· Fachbeitrag · Vertragsarztrecht
Prüfungen wegen EBM-Nrn. 35100 und 35110: zur Quantifizierung von Praxisbesonderheiten
von Rechtsanwalt, Fachanwalt für Medizinrecht Dr. Jan Moeck, Kanzlei D+B Rechtsanwälte Partnerschaft mbB, db-law.de
| Im Rahmen der Prüfung der Wirtschaftlichkeit ärztlicher Leistungen, insbesondere im hausärztlichen Bereich, stehen nicht selten Leistungen der psychosomatischen Grundversorgung im Fokus. Das Sozialgericht (SG)Marburg hat dazu im September 2023 in insgesamt drei Verfahren zugunsten von Ärztinnen bzw. Ärzte entschieden, die gegen Honorarrückforderungen der Prüfgremien geklagt hatten. Das Gericht hat sich dabei insbesondere mit der Frage befasst, wie die Prüfgremien die Praxisbesonderheiten zu quantifizieren haben (Gerichtsbescheid des SG Marburg vom 08.09.2023, Az. S 17 KA 87/18; Urteile des SG Marburg vom 27.09.2023, Az. S 17 KA 22/21 und Az.

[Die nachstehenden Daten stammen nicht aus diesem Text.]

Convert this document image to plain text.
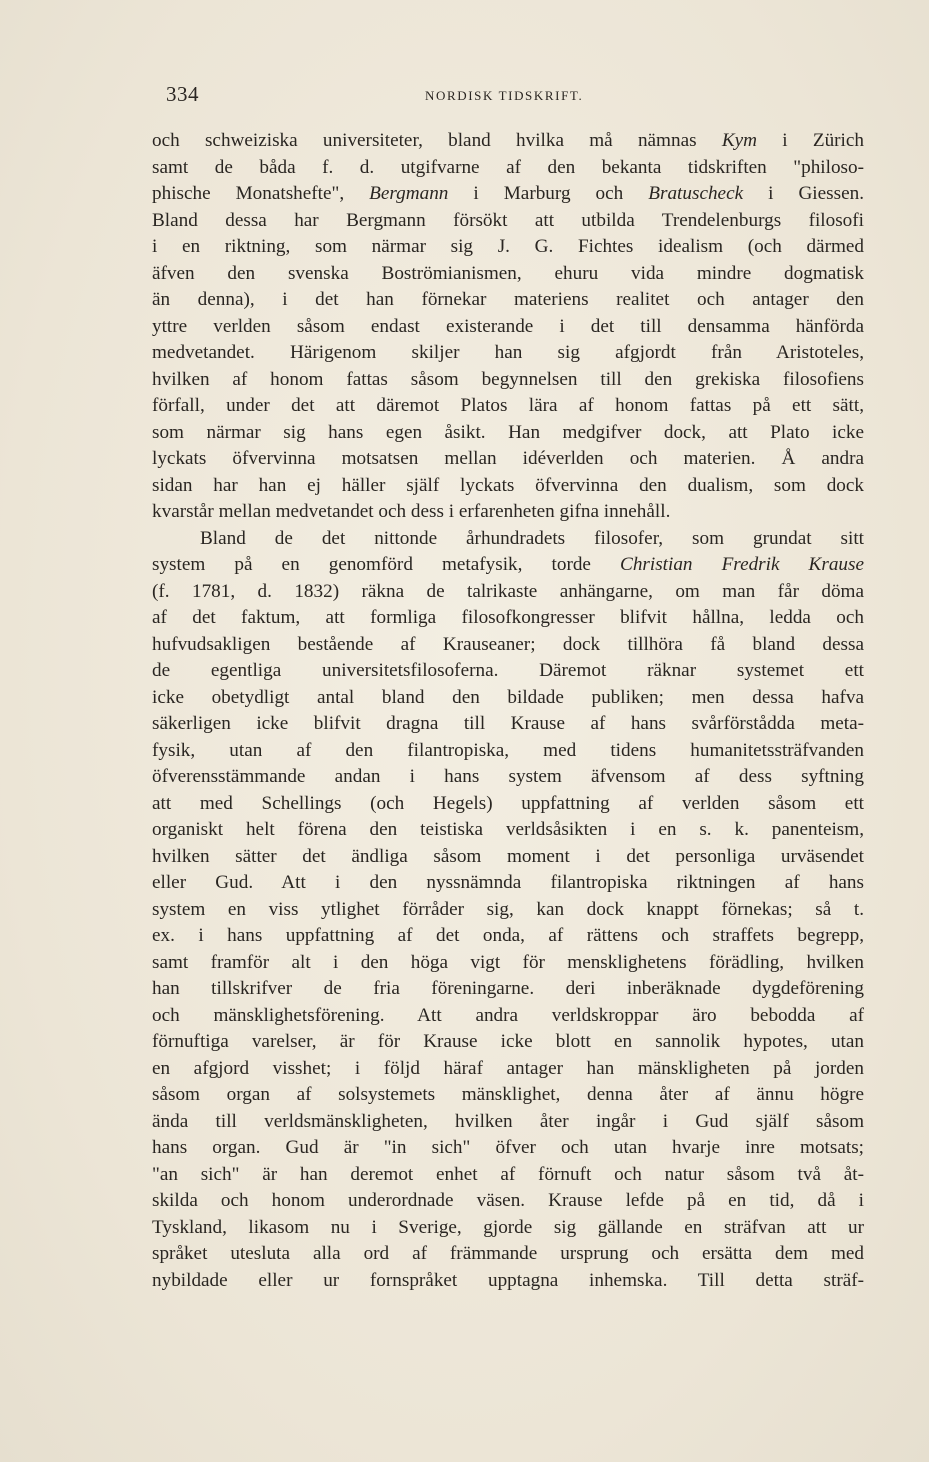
334	NORDISK TIDSKRIFT.
och schweiziska universiteter, bland hvilka må nämnas Kym i Zürich
samt de båda f. d. utgifvarne af den bekanta tidskriften "philoso-
phische Monatshefte", Bergmann i Marburg och Bratuscheck i Giessen.
Bland dessa har Bergmann försökt att utbilda Trendelenburgs filosofi
i en riktning, som närmar sig J. G. Fichtes idealism (och därmed
äfven den svenska Boströmianismen, ehuru vida mindre dogmatisk
än denna), i det han förnekar materiens realitet och antager den
yttre verlden såsom endast existerande i det till densamma hänförda
medvetandet. Härigenom skiljer han sig afgjordt från Aristoteles,
hvilken af honom fattas såsom begynnelsen till den grekiska filosofiens
förfall, under det att däremot Platos lära af honom fattas på ett sätt,
som närmar sig hans egen åsikt. Han medgifver dock, att Plato icke
lyckats öfvervinna motsatsen mellan idéverlden och materien. Å andra
sidan har han ej häller själf lyckats öfvervinna den dualism, som dock
kvarstår mellan medvetandet och dess i erfarenheten gifna innehåll.
Bland de det nittonde århundradets filosofer, som grundat sitt
system på en genomförd metafysik, torde Christian Fredrik Krause
(f. 1781, d. 1832) räkna de talrikaste anhängarne, om man får döma
af det faktum, att formliga filosofkongresser blifvit hållna, ledda och
hufvudsakligen bestående af Krauseaner; dock tillhöra få bland dessa
de egentliga universitetsfilosoferna. Däremot räknar systemet ett
icke obetydligt antal bland den bildade publiken; men dessa hafva
säkerligen icke blifvit dragna till Krause af hans svårförstådda meta-
fysik, utan af den filantropiska, med tidens humanitetssträfvanden
öfverensstämmande andan i hans system äfvensom af dess syftning
att med Schellings (och Hegels) uppfattning af verlden såsom ett
organiskt helt förena den teistiska verldsåsikten i en s. k. panenteism,
hvilken sätter det ändliga såsom moment i det personliga urväsendet
eller Gud. Att i den nyssnämnda filantropiska riktningen af hans
system en viss ytlighet förråder sig, kan dock knappt förnekas; så t.
ex. i hans uppfattning af det onda, af rättens och straffets begrepp,
samt framför alt i den höga vigt för mensklighetens förädling, hvilken
han tillskrifver de fria föreningarne. deri inberäknade dygdeförening
och mänsklighetsförening. Att andra verldskroppar äro bebodda af
förnuftiga varelser, är för Krause icke blott en sannolik hypotes, utan
en afgjord visshet; i följd häraf antager han mänskligheten på jorden
såsom organ af solsystemets mänsklighet, denna åter af ännu högre
ända till verldsmänskligheten, hvilken åter ingår i Gud själf såsom
hans organ. Gud är "in sich" öfver och utan hvarje inre motsats;
"an sich" är han deremot enhet af förnuft och natur såsom två åt-
skilda och honom underordnade väsen. Krause lefde på en tid, då i
Tyskland, likasom nu i Sverige, gjorde sig gällande en sträfvan att ur
språket utesluta alla ord af främmande ursprung och ersätta dem med
nybildade eller ur fornspråket upptagna inhemska. Till detta sträf-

S 17 KA 157/21). |
Sachverhalte
Die Kläger sind in der hausärztlichen Versorgung zugelassen. Sie verfügen über die Genehmigung zur „Psychosomatischen Grundversorgung“ und überschritten jeweils die Durchschnittswerte in der Leistungshäufigkeit der EBM-Nrn. 35100 (Differentialdiagnostische Klärung psychosomatischer Krankheitszustände) und/oder 35110 (Verbale Intervention bei psychosomatischen Krankheitszuständen) in den geprüften Quartalen um bis zu über 800 Prozent im Vergleich zur Fachgruppe. In den Verwaltungsverfahren machten sie geltend, dass ihre Patientenklientel überdurchschnittlich viele Erkrankungen im psychischen, psychosomatischen und/oder psychiatrischen Bereich aufweise und daher ein Schwerpunkt in diesem Leistungsbereich bestehe.
Die Prüfgremien erkannten Überschreitungen von 100 bis 200 Prozent des Fachgruppendurchschnitts pauschal an und setzten bezüglich der weiteren Überschreitungen Honorarkürzungen von bis zu 5.000 Euro je Quartal gegen die betroffenen Leistungserbringer an. Zwar berücksichtigte der Beschwerdeausschuss nach durchgeführten Prävalenzprüfungen grundsätzlich das Vorliegen von Praxisbesonderheiten in den geprüften Praxen. Er legte dabei die entsprechend § 27 der Psychotherapie-Richtlinie genannten Indikationen für die psychosomatische Grundversorgung zugrunde. Die Ermittlung der Mehr-Anteile bezüglich der zehn häufigsten F-Diagnosen gegenüber der verfeinerten Fachgruppe genügte nach Auffassung des Beschwerdeausschusses in allen drei Fällen aber nicht, um die Überschreitungen vollständig zu rechtfertigen. Der Ärztinnen bzw. Ärzte erhoben dagegen Klage zum Sozialgericht Marburg.